Yes, the router can currently ping the internet. We implemented your suggestions on the NAT side of things to the best of our knowledge. However, we still can't ping outside the network. Here is our current config. Please let us know if we failed to implement something correctly.
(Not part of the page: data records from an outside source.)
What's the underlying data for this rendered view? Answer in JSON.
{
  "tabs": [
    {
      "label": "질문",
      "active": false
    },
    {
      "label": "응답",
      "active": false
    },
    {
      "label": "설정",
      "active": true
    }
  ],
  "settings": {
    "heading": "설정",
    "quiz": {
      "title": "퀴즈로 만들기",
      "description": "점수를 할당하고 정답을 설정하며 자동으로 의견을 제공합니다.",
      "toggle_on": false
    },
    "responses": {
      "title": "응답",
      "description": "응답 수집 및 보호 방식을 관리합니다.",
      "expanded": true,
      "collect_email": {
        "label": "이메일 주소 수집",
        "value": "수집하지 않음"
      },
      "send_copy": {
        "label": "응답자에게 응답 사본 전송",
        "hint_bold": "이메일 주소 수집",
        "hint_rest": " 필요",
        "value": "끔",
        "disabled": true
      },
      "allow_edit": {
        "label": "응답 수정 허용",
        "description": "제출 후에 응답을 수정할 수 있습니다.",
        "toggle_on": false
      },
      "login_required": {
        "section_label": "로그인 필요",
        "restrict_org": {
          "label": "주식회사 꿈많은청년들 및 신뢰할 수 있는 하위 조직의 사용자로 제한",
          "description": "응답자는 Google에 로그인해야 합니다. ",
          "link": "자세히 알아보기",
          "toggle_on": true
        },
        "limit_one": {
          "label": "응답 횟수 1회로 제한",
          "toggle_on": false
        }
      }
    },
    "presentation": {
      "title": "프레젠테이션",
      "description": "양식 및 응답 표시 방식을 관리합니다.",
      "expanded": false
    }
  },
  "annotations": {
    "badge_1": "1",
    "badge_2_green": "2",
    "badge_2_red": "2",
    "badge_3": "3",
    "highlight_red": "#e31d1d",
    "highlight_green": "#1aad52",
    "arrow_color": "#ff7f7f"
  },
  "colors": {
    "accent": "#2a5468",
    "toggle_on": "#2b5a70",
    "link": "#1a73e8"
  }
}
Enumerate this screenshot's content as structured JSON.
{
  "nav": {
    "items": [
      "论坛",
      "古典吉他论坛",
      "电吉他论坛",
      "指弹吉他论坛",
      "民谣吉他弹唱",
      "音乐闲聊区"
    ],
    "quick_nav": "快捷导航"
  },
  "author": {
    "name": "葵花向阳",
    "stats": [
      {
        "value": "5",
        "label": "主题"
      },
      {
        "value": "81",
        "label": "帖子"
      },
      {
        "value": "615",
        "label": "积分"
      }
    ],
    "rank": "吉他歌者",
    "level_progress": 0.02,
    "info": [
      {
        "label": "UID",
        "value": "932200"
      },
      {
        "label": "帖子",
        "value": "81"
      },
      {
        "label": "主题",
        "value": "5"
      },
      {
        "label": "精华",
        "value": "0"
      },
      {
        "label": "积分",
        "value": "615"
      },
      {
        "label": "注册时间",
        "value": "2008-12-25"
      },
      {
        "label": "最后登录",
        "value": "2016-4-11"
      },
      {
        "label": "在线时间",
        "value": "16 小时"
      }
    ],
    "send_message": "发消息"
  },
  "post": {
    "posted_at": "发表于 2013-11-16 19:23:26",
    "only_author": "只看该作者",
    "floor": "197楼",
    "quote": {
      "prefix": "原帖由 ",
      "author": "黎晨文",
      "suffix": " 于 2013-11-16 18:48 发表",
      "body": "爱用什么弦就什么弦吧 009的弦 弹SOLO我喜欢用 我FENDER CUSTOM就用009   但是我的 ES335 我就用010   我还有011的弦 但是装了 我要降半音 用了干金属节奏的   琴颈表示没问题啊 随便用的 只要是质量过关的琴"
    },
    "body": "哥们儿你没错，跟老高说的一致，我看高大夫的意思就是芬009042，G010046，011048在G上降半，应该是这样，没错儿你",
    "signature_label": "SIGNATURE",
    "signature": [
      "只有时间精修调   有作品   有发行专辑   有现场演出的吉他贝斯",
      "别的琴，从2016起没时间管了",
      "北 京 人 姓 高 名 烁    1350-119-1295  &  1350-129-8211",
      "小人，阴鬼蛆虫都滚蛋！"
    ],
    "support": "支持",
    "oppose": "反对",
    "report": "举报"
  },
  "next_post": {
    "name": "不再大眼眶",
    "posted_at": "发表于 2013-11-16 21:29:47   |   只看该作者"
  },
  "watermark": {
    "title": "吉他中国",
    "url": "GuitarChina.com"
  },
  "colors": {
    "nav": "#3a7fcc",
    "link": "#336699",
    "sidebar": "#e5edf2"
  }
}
access-list 1 permit 10.10.10.0 0.0.0.255
access-list 1 permit 10.0.0.0 0.0.0.255

Above doesn't cover 10.10.20.0/24, 10.10.30.0/24 or 10.10.40.0/24.  Intentional?  If not, you can add those /24s or possibly consider just covering the whole 10.0.0.0/8.

Try:

ip nat pool inside-nat 10.10.10.1 10.10.10.254 netmask 255.255.255.0

ip nat inside source list 1 pool inside-nat overload => ip nat inside source list 1 interface FastEthernet0/0 overload

BTW, possibly you can:

ip route 0.0.0.0 0.0.0.0 172.16.0.1 => ip route 0.0.0.0 0.0.0.0 FastEthernet0/0 dhcp

Hello
looks like you are running ROAS
your sub interfaces require “ ip nat inside”
also you require a default nat statement 

“ip nat inside source-list 1 interface  fa0/0 overload “
Lastly make sure the switch attached to the rts fa0/1 interface is a trunk and it has it’s necessary vlans created and allowed on the trunk

 


Please rate and mark as an accepted solution if you have found any of the information provided useful.
This then could assist others on these forums to find a valuable answer and broadens the community’s global network.

Kind Regards
Paul

We updated our router with the NAT suggestions both you and Joseph suggested. We are still unable to ping outside the network. Here is our current config. Please let us know if you see anything that needs changing.

I have looked through the config and have several things to comment about:

- first and most important is that your default route specifies a next hop of 172.16.0.1. But there is no interface that shows that address or subnet. The config suggests that F0/0 is the outside interface. Is this address used for that interface? I would suggest a default route of ip route 0.0.0.0 0.0.0.0 dhcp

- Your configuration of a routing protocol includes networks 192.168.1.0 and 192.168.10.0. Where are these networks?